Homélie aux communautés de l’enseignement catholique – Octobre 2023

Chers amis, 

Permettez-moi de commencer par un souvenir personnel, celui de la supplique d’un jeune (15 ans), dans un village du Burundi : « Peux-tu me donner un livre ? Je sais lire, j’aime lire, mais il n’y a aucun livre à lire ici ». Trésor de la culture. Quand elle manque, vous êtes affamés. Éducateurs, vous êtes, en grande part, dispensateurs de la culture.  
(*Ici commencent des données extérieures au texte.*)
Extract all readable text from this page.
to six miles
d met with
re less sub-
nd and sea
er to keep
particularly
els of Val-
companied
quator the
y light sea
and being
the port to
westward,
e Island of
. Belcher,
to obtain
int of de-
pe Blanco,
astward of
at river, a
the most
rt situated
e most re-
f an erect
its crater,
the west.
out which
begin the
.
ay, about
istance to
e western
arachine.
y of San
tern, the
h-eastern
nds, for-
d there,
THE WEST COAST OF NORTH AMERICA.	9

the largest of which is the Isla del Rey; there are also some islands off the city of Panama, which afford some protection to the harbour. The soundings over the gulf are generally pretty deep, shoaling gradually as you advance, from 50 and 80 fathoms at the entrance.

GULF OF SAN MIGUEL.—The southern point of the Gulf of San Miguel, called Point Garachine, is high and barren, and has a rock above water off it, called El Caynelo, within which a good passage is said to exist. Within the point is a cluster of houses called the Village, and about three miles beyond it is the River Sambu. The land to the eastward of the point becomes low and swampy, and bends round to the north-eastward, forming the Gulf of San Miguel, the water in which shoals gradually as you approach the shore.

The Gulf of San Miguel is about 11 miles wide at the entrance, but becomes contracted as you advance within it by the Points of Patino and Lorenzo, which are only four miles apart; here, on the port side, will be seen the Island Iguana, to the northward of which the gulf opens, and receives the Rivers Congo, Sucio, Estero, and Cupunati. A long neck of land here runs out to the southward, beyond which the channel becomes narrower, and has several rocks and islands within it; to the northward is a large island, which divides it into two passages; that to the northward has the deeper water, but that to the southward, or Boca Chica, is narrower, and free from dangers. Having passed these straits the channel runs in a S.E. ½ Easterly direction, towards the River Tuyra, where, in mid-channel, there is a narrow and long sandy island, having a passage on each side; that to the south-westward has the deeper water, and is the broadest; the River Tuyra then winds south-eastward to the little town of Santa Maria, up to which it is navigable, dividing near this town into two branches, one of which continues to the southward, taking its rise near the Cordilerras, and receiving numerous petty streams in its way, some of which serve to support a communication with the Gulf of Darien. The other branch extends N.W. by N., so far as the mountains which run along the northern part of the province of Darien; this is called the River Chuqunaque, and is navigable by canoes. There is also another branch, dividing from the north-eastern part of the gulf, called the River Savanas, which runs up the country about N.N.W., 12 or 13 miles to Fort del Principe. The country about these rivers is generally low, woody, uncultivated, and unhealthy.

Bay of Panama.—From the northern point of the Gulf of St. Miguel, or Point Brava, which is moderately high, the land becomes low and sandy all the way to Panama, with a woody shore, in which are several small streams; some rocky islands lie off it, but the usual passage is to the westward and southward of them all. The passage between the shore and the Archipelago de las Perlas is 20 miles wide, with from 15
C’est la première lecture, du livre de Néhémie, qui me suggère ce rappel. La Bible est un livre de livres. La religion judéo-chrétienne s’appuie non sur des incantations, des transes ou des pratiques occultes, mais sur un livre, écho d’une Révélation. Le texte dit : Esdras ouvre le livre, de façon solennelle. Un livre, ce n’est pas rien. Quand il ouvrit le livre, le peuple se mit debout. Le livre impose le respect. Esdras fit la lecture depuis le lever du jour jusqu’à midi, en présence des hommes, des femmes et de tous les enfants en âge de comprendre. Par la lecture, des heures durant, se réalise une transmission collective, un acte de tradition qui unifie le Peuple, hommes, femmes, enfants (la culture est pour tous) en une communion. Le Peuple écoutait. Écoute, Israël ! C’est le premier des commandements de Dieu dans la Bible. Écoute d’abord ! Et le texte continue en donnant une place insigne aux enseignants : Esdras lisait un passage dans le livre la loi de Dieu, puis les lévites traduisaient, donnaient le sens et on pouvait comprendre. Compétence nécessaire du lecteur, des traducteurs, de ceux qui « donnent le sens », conscients d’un acte solennel, et bonheur du Peuple, joyeux de comprendre : Puis tout le peuple se livra à des grandes réjouissance ; en effet, ils avaient compris les paroles qu’on leur avait fait entendre.  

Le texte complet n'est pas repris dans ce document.